In some detail, for any sequence with the suggestive name $\hat f ∈ \ell^2$, we can define a function $f:=\sum_{k∈ \Bbb Z} \hat f_k E_k ∈ L^2(\Bbb T)$, where $E_k$ are the Fourier basis. By orthogonality of $E_k$, $‖f‖^2_{L^2(\Bbb T)} = \sum |\hat f_k|^2 = ‖\hat f‖^2_{\ell^2} $. Also, if $\mathcal F:L^2 → \ell^2$ is the Fourier Transform then an easy check that for this particular $f$ defined above, we can recover $\hat f= \mathcal F f $.


Response to comments in reverse order -

The series converges in the $L^2$ sense; some work is hidden behind the words 'well-defined'. One needs to first check that $ \{ ∑_{|k|<N} \hat f_k E_k \}_{N\geq 0}$ is Cauchy in the $L^2$ norm; as $L^2$ is complete, there is a limit and we are free to define $$f:=\lim_{N→∞,\ L^2} \sum_{|k|<N} \hat f_k E_k$$

The $f$ I defined coincides with the sum purely by its definition; I suppose you mean to ask if you start with $f ∈ L^2$ and create $\mathcal F f ∈ \ell^2$, then how do we know that $f = ∑_{k∈ \Bbb Z} (\mathcal F f)_k E_k$? This is exactly because $E_k$ form an orthogonal basis, so that $⟨ f, E_k ⟩ =0 $ for every $k$ implies $f=0$.

A proof of this fact is based on the Weierstrass approximation theorem, which says that continuous functions $C$ on the circle can be uniformly approximated by (finite) trigonometric polynomials $\{ ∑_{|k|≤n}a_k E_k : a_k ∈ \Bbb R,\ n = 0,1,2,…\}$. [the version on a closed interval implies the version on the circle by mapping $[0,2\pi]→ \Bbb T$ with $E_1(x) = e^{ix}$.]

At the same time, $L^2$ is the completion of $C$ under the $L^2$ norm.

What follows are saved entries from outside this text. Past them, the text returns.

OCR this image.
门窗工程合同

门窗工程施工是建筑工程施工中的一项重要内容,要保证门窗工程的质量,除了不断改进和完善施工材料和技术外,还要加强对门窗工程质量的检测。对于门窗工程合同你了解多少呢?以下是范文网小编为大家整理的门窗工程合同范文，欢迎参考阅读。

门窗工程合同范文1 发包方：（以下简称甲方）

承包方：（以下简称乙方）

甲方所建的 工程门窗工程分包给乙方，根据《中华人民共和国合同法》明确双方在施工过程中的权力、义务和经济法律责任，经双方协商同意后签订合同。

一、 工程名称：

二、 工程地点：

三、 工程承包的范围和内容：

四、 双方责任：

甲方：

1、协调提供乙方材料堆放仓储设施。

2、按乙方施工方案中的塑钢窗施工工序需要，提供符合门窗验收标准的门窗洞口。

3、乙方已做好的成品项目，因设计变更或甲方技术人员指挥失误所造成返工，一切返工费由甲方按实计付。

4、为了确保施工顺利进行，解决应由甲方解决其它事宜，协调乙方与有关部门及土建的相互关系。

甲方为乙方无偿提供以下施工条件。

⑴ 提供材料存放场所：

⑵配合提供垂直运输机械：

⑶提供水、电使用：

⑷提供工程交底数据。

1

So if we approximate $f ∈ L^2$ by a continuous periodic $g ∈ C(\Bbb T)$, and approximate $g$ uniformly by a finite trigonometric polynomial $g_N$, we obtain with careful $ε$ management,

$$ ‖f - g_N ‖_{L^2} ≤ ‖f - g‖_{L^2} + ‖g - g_N‖_{L^2} < ε $$

By the hypothesis $0 = ∑_{k=-N}^N ⟨f,E_k⟩ E_k$. But also, this sum defines the orthogonal projection i.e. closest point (in $L^2$ distance) to $f$ in $\operatorname{span} \{E_{-N},…,E_{N}\}$. Hence $$‖f-0‖_{L^2} ≤ ‖f - g_N ‖_{L^2} ≤ ε $$ Since $ε>0$ was arbitrary, $f = 0$.

If we now apply this result to $f -\sum_{k∈\Bbb Z} (\mathcal F f)_k E_k$, the result follows.